Open Tech Today - Top Stories

Tuesday, October 16, 2007

Software Patents: Innovation's Quicksand

Eric Maskin is no fan of software patents, and people should pay attention.

Professor Maskin is no technology flower child pushing P2P with his LSD. This Harvard and MIT economist just won the Nobel Prize in economics for his work on mechanism design theory. In 1999, he turned his economic eye to the value of software patents. And found them wanting.

His research showed that when patent protections for software strengthened during the 1980s, "far from unleashing a flurry of new innovative activity, these stronger property rights ushered in a period of stagnant, if not declining, R&D among those industries and firms that patented most."

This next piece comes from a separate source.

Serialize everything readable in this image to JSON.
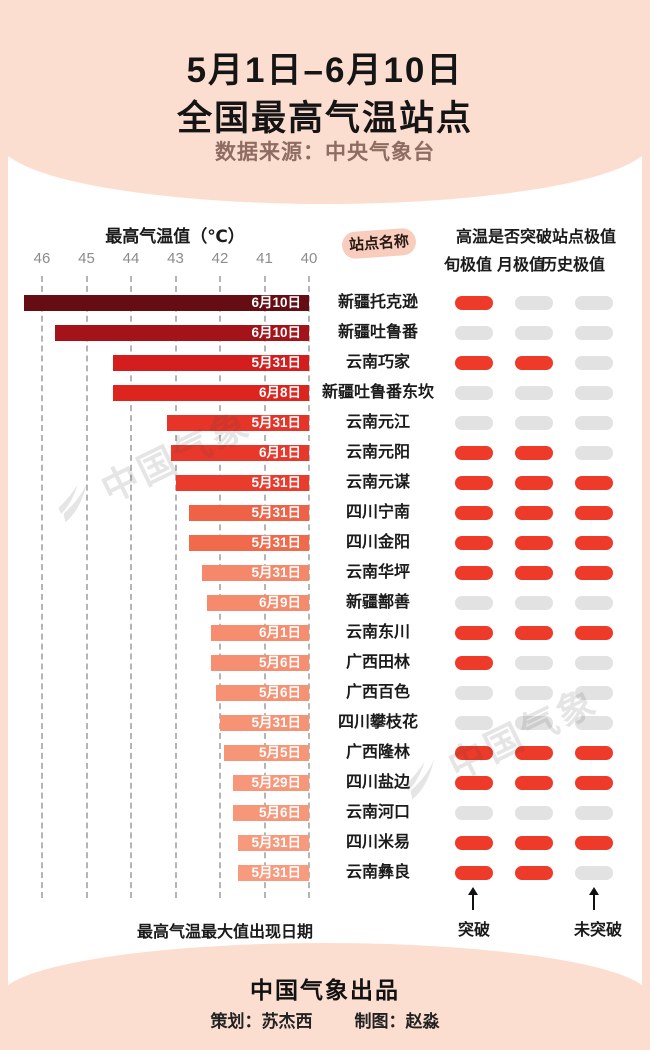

Strong patent protection produced less R&D spending, and slowed productivity growth.

Why?

Technology is an industry of sequential innovation, with advancements built on the preceding invention of others. Imitation breeds innovation. In software, copying ideas and concepts is vital for innovation. Hence, the genius of open source as a software development model -- few barriers to the use of other people's concepts and code.

In dynamic industries like software, patents constrict innovation.

This relates to a larger enemy of innovation that I have blogged about -- content scarcity.

Maybe it is time to stop applying 19th Century rules on intellectual property to post-industrial areas that have an entirely different economic mechanics?